Mad River Union
MCKINLEYVILLE — Construction is tentatively scheduled to start this fall on a two-story aircraft rescue and firefighting building at the California Redwood Coast Humboldt County Airport, financed in full with a $5.9 million grant from the Federal Aviation Administration (FAA).
The concrete and steel structure is projected for completion in six to nine months from the start of construction.
It will stand where the now-demolished World War II nose hangar had been located, built by the Navy in 1942 when the service installed the Auxiliary Naval Air Station-Alameda Airport.
The nose hangar was taken down four years ago as a safety measure.
The ex-hangar location will ensure that aircraft rescue firefighters have “the very best view of the airfield and the fastest access to all aircraft in active aircraft movement areas,” according to Emily Jacobs, airport program director.
The new building will house a state-of-the-art Oshkosh Striker ACV fire rescue vehicle. The airport took delivery in 2009 at a cost of about $1 million.
Jacobs said Saturday that the nearly $6 million in financing under the FAA’s Airport Improvement Program marks the culmination of a 12-year modernization project.
“Hopefully, construction will start sometime this fall,” she said in a telephone interview. “The grant will cover the entire cost.
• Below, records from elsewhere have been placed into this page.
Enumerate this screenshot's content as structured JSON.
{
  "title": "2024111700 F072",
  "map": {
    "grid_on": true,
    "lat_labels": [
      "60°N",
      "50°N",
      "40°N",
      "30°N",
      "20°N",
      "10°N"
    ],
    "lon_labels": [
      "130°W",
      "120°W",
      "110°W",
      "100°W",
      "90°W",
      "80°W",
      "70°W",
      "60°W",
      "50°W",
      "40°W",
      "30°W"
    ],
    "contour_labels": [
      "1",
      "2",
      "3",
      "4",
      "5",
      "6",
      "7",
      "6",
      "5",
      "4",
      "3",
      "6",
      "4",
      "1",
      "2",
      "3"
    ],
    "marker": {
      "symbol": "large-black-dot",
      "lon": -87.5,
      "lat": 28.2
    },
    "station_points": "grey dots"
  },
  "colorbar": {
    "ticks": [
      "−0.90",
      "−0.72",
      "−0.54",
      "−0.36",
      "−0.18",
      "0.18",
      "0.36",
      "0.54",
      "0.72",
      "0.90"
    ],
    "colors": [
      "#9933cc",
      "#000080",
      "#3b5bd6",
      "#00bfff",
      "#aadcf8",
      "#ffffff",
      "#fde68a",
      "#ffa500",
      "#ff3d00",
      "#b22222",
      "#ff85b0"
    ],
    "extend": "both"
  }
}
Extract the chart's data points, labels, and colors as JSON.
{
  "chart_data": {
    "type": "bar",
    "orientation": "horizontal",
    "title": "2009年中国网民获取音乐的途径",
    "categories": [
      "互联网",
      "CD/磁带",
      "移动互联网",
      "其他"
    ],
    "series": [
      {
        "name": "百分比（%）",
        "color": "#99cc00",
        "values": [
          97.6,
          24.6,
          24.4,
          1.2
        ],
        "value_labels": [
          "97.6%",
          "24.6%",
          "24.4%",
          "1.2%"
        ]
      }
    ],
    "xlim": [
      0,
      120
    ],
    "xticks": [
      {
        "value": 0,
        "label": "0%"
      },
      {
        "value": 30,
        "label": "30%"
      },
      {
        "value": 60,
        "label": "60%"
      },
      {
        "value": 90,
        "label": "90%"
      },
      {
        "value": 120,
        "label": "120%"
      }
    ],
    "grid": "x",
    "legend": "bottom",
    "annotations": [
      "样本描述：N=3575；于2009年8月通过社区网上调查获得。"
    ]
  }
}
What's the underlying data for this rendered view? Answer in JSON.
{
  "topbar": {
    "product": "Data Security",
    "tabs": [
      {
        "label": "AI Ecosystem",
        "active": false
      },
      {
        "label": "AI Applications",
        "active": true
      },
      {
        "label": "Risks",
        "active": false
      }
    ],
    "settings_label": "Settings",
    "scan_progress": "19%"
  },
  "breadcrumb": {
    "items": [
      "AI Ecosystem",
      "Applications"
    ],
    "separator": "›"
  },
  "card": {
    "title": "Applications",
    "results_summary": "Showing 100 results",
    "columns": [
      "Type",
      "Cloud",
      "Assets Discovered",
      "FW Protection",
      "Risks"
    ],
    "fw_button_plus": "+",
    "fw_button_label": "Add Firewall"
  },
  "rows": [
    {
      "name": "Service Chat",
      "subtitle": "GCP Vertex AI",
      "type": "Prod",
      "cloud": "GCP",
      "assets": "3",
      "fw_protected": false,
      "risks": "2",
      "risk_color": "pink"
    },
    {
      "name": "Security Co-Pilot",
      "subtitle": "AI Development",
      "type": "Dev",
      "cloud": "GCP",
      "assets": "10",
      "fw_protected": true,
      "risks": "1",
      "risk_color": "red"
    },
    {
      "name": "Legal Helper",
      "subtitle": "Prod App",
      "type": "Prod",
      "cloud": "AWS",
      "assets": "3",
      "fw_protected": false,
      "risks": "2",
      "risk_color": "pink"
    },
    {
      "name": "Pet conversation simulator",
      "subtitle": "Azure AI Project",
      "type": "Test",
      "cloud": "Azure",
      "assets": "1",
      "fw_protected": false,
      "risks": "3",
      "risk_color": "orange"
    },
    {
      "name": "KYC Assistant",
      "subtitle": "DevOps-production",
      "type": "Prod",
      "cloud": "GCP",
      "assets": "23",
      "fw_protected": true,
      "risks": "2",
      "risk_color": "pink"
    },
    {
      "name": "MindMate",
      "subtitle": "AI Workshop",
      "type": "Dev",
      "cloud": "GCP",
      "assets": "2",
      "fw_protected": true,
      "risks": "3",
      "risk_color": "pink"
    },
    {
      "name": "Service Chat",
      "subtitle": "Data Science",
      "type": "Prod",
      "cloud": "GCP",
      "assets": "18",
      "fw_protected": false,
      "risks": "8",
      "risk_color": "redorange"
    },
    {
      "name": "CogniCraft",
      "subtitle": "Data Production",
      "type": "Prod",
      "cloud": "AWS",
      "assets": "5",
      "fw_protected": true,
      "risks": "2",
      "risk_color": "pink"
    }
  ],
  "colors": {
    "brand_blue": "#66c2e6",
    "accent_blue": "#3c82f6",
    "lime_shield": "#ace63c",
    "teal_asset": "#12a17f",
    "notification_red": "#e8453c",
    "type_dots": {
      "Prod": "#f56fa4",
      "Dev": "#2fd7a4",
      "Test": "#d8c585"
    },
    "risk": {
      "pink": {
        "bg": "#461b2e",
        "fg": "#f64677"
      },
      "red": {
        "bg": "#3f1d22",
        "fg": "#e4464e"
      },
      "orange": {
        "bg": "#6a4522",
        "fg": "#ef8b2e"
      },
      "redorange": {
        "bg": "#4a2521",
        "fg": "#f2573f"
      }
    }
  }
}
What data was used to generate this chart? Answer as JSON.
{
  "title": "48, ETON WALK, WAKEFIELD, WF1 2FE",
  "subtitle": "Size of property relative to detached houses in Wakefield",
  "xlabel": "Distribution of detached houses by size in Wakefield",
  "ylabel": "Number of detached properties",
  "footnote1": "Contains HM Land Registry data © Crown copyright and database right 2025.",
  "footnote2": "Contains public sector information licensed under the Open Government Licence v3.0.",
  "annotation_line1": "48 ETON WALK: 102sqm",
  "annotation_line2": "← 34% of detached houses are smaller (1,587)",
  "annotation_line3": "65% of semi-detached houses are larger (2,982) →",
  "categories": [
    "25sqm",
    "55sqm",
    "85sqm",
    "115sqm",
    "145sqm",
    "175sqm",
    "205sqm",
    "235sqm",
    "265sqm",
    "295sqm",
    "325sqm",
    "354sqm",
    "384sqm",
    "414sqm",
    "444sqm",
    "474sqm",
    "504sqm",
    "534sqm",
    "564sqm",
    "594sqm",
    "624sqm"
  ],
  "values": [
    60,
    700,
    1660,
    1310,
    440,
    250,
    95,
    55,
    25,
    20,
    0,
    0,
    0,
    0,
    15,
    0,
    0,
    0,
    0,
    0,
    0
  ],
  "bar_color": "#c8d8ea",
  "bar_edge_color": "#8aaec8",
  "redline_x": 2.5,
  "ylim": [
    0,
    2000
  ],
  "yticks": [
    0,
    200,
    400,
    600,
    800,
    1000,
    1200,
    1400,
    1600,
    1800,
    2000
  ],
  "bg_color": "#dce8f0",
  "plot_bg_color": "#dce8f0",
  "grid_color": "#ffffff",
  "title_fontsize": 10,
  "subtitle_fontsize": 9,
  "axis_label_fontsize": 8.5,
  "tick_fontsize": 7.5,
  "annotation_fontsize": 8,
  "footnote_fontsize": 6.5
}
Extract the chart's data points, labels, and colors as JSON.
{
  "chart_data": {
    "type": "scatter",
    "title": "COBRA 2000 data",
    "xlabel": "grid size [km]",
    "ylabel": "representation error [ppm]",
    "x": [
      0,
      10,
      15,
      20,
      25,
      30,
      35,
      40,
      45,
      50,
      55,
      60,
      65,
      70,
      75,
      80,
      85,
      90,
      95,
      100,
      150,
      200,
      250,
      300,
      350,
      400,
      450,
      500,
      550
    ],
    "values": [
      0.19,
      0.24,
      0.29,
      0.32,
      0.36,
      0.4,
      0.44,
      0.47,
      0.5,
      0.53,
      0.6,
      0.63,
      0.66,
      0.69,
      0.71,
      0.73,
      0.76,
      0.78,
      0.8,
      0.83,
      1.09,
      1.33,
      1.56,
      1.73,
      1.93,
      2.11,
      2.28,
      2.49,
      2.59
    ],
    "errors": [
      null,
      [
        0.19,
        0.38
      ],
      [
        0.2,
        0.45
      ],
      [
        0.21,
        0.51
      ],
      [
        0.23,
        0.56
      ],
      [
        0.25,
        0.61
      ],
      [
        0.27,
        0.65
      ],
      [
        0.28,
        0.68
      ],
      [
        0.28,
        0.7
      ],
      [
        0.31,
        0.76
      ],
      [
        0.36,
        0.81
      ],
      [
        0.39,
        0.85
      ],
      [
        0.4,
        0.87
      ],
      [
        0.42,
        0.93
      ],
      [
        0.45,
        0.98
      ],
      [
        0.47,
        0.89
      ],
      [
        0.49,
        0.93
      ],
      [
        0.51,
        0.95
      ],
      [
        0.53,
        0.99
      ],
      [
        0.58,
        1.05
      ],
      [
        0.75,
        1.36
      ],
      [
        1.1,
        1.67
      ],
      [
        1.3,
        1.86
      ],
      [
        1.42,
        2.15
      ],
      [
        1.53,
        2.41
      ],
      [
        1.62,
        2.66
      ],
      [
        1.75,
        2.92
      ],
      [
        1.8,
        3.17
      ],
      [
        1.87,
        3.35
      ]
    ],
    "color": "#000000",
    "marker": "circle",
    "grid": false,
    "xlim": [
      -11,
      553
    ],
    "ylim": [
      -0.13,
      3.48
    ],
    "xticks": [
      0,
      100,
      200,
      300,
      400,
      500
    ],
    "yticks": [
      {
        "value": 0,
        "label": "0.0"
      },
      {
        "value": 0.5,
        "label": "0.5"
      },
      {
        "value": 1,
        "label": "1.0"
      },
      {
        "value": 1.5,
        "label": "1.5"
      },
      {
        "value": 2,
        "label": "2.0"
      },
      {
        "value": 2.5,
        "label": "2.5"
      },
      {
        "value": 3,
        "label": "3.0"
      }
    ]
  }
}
As excavation starts, new underground electrical vaults will be installed” in front of the new building.
The local grant is part of $151.1 million in airport infrastructure financing awarded to 66 airports across 35 states.
An FAA communiqué said the money also funds runways, taxiways and airport signage, lighting and markings.
In that connection, the new aircraft rescue building will be followed by an $11 million upgrade to the airport’s runway lighting, Jacobs said. “The money is in the pipeline but we’re still waiting on that, pending completion of the fire hall.”
The Striker rescue vehicle, which Jacobs described as “bright neon yellow-green” in color, protects up to six crew members when they are summoned to an aircraft fire. It is equipped with high tech infrared camera screens that enable rescuers to pinpoint the exact source of the heat in an aircraft blaze.
The vehicle’s hoses are rigged with titanium piercing nozzles so that they won’t melt in the intense heat inside a burning fuselage.
“The cameras detect the hottest points of a fire, allowing precision targeting,” Jacobs explained.
“The crew can also operate the Striker with a joystick and fight the fire all by remote from inside the vehicle, which has tons of chemicals. The Striker has a water skirt to protect its exterior during a fire.”
Jacobs called the vehicle “the highest technology fire truck on the face of the earth.”
In an aside, the program director extended an invitation to everyone in the community – “classes, schools, charter schools, children’s groups, special needs persons” – to tour the airport.
“We have a very exciting, cutting-edge operation and one of our favorite things to do is to host field trips and show the community our whole operation,” Jacobs said. “Field trips are tailored to all the different groups.”